2. Following a bench trial, we review the district court’s findings of fact for clear error and its conclusions of law de novo. White v. White Rose Food, 237 F.3d 174, 176 (2d Cir.2001). To establish a violation of § 10(b) and Rule 10b-5, the SEC was required to show that Gottlieb “(1) made a material misrepresentation or a material omission as to which he had a duty to speak, or used a fraudulent device; (2) with scienter; (3) in connection with the purchase or sale of securities.” SEC v. Monarch Funding Corp., 192 F.3d 295, 308 (2d Cir.1999) (citing SEC v. First Jersey Securities, Inc., 101 F.3d 1450, 1467 (2d Cir.1996)). “Essentially the same elements are required under Section 17(a)(1)—(3)[J” Id.

Gottlieb was found liable in a “prime bank instrument” (“PBI”) fraud, one of many such schemes in which investors are guaranteed fantastic returns on an obscure kind of transaction.
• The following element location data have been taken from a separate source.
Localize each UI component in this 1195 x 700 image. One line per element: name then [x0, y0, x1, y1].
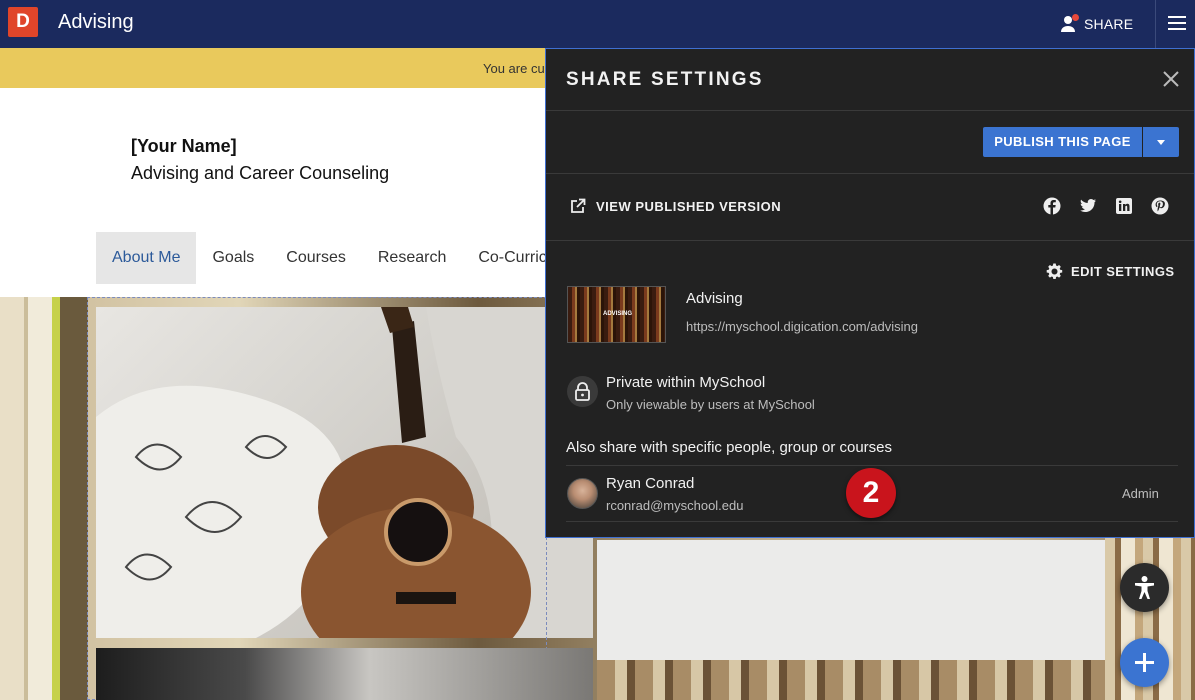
site-url: https://myschool.digication.com/advising	[686, 319, 918, 334]
page-subtitle: Advising and Career Counseling	[131, 163, 390, 183]
share-button[interactable]: SHARE	[1060, 12, 1133, 36]
shared-user-name: Ryan Conrad	[606, 475, 695, 492]
view-published-label: VIEW PUBLISHED VERSION	[596, 198, 782, 214]
shared-user-role[interactable]: Admin	[1122, 486, 1159, 501]
panel-title: SHARE SETTINGS	[566, 69, 764, 90]
privacy-description: Only viewable by users at MySchool	[606, 397, 815, 412]
hamburger-menu-icon[interactable]	[1168, 16, 1186, 32]
facebook-icon[interactable]	[1043, 197, 1061, 215]
edit-settings-button[interactable]: EDIT SETTINGS	[1046, 263, 1174, 280]
site-name: Advising	[686, 290, 743, 307]
edit-settings-label: EDIT SETTINGS	[1071, 264, 1175, 279]
close-icon[interactable]	[1162, 70, 1180, 88]
linkedin-icon[interactable]	[1115, 197, 1133, 215]
publish-button-group: PUBLISH THIS PAGE	[983, 127, 1179, 157]
shared-user-email: rconrad@myschool.edu	[606, 498, 744, 513]
tab-about-me[interactable]: About Me	[96, 232, 197, 284]
divider	[1155, 0, 1156, 48]
publish-page-button[interactable]: PUBLISH THIS PAGE	[983, 127, 1142, 157]
lock-icon	[567, 376, 598, 407]
divider	[566, 465, 1178, 466]
notification-dot	[1072, 14, 1079, 21]
twitter-icon[interactable]	[1079, 197, 1097, 215]
accessibility-icon	[1135, 576, 1154, 599]
banner-text: You are cu	[483, 61, 545, 76]
share-button-label: SHARE	[1084, 16, 1134, 32]
top-bar: D Advising SHARE	[0, 0, 1195, 48]
tab-research[interactable]: Research	[362, 232, 462, 284]
app-logo[interactable]: D	[8, 7, 38, 37]
selected-block-frame	[87, 297, 547, 700]
tab-goals[interactable]: Goals	[196, 232, 270, 284]
divider	[546, 240, 1194, 241]
divider	[566, 521, 1178, 522]
divider	[546, 110, 1194, 111]
external-link-icon	[571, 198, 586, 213]
also-share-label: Also share with specific people, group o…	[566, 439, 893, 456]
step-number-badge: 2	[846, 468, 896, 518]
view-published-link[interactable]: VIEW PUBLISHED VERSION	[570, 198, 781, 214]
gear-icon	[1046, 263, 1063, 279]
divider	[546, 173, 1194, 174]
bookshelf-image-lower	[597, 660, 1105, 700]
plus-icon	[1135, 653, 1154, 672]
lower-photo[interactable]	[96, 648, 593, 700]
owner-name: [Your Name]	[131, 136, 237, 156]
app-title: Advising	[58, 11, 134, 33]
share-settings-panel: SHARE SETTINGS PUBLISH THIS PAGE VIEW PU…	[545, 48, 1195, 538]
site-thumbnail: ADVISING	[567, 286, 666, 343]
bookshelf-image	[0, 297, 88, 700]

The district court findings with respect to knowing, material misrepresentations are numerous: (i) Gottlieb claimed to be experienced in PBI trading (no one is); (ii) Gottlieb asserted the PBI transactions were “riskless” and that any bank would be “crazy” not to take them; (iii) Gottlieb claimed PBIs could be traded (they cannot); (iv) the retainer agreements securing Gottlieb’s services to get financing for the PBI investments were bogus and fraudulent; (v) the terms used in the agreements have “no meaning and no import in the international banking community”; and (vi) any banking professional (as Gottlieb held himself out to be) would know that the terms of the transactions were meaningless (crediting SEC expert testimony). Taken together, these (among other) findings led the district court to conclude that “Gottlieb ... employed a device or scheme or artifice to defraud premised on several layers of material misrepresentations and omissions.” Gottlieb offers no basis for finding clear error; our own review of the record reveals none.

For the reasons set forth above, the judgment of the district court is hereby AFFIRMED.